ホイールナット

エアロトップ用に注文してあったRAYSのスチール貫通タイプの17HEXレーシングナットが届いていた。

私はもう10年近く変わり映えもせずにこのナットを愛用している。

ここでちょっと独善と偏見に満ちた独り言・・

実は、巷で流行のジュラルミン系ナットだが、私はストリートではどうしても使う気になれない。

それと言うのも本職でスチールやアルミ系合金の強度計算をしていたので、材料特性を知っているからだ。

ジュラルミンは強度試験ではクロモリ鋼に匹敵し、しかも軽い。

しかし、実はその強度と言うのは切削加工直後の最も条件の良い状態での強度測定値なのである。

クロモリ鋼に代表される高張力鋼(スチール)は金属疲労の進行に明確な限界点を持っていて、一定の力と回数で構成する金属疲労試験の曲線はある回数から平行となる。

もちろん設計強度を超えるトルクを与えると当然破壊するけれども疲労破壊ではない。

普段からきちんとトルクレンチで管理をしていれば疲労限界点以下で使っているので、理屈では何百回使おうが金属疲労では壊れないと言うことになる訳です。

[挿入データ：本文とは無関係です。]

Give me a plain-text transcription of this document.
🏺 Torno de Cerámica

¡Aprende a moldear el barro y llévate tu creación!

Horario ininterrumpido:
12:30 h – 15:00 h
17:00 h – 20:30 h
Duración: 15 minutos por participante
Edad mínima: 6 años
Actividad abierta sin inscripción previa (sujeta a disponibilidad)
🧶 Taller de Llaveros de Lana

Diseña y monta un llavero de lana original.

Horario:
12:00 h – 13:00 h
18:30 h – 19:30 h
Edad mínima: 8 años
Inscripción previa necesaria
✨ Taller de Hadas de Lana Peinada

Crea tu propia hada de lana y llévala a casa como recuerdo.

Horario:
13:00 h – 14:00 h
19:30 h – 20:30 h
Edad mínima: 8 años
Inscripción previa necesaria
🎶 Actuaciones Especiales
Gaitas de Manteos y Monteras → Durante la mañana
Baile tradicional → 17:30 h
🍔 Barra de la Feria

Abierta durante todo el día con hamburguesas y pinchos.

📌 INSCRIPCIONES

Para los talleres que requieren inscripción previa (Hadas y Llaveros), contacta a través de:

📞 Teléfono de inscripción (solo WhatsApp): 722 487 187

さて、アルミ系合金と言うのは金属疲労の進行に限界点を持たない。

一定の力を繰り返し加える試験では金属疲労曲線はリミットを持たない比例直線になる。

つまり力を与えるごとに疲労は蓄積され、組織が脆くなってやがて破壊する。

しかも、それは何の前触れもなくやって来る。

メーカの設計値では100回や200回は大丈夫だろう。

本当に怖いのは規定トルクを超えた締め込みを繰り返した場合だ。

金属疲労は早く進行し、疲労の多いネジ部から突然ゴソッと剥離する訳です。

例えばインパクトレンチ。

使い方を誤ると一瞬にして規定トルクを超えてしまう。

そもそもトルクレンチにしても設定した締め付けトルクを超えたのはわかるけれど、オーバートルクの管理はできない。

ましてやタイヤ交換などでパーツ量販店などに持って行って、誰にどんな締め方をされたかさえわからないのではいつ壊れるかなんて予想もできないのだ

タイヤが取れて転がって行ったなんて漫画みたいな話も実際に耳にしたこともある。

そんな訳で私はアルミ合金系のホイールナットを使わないのです。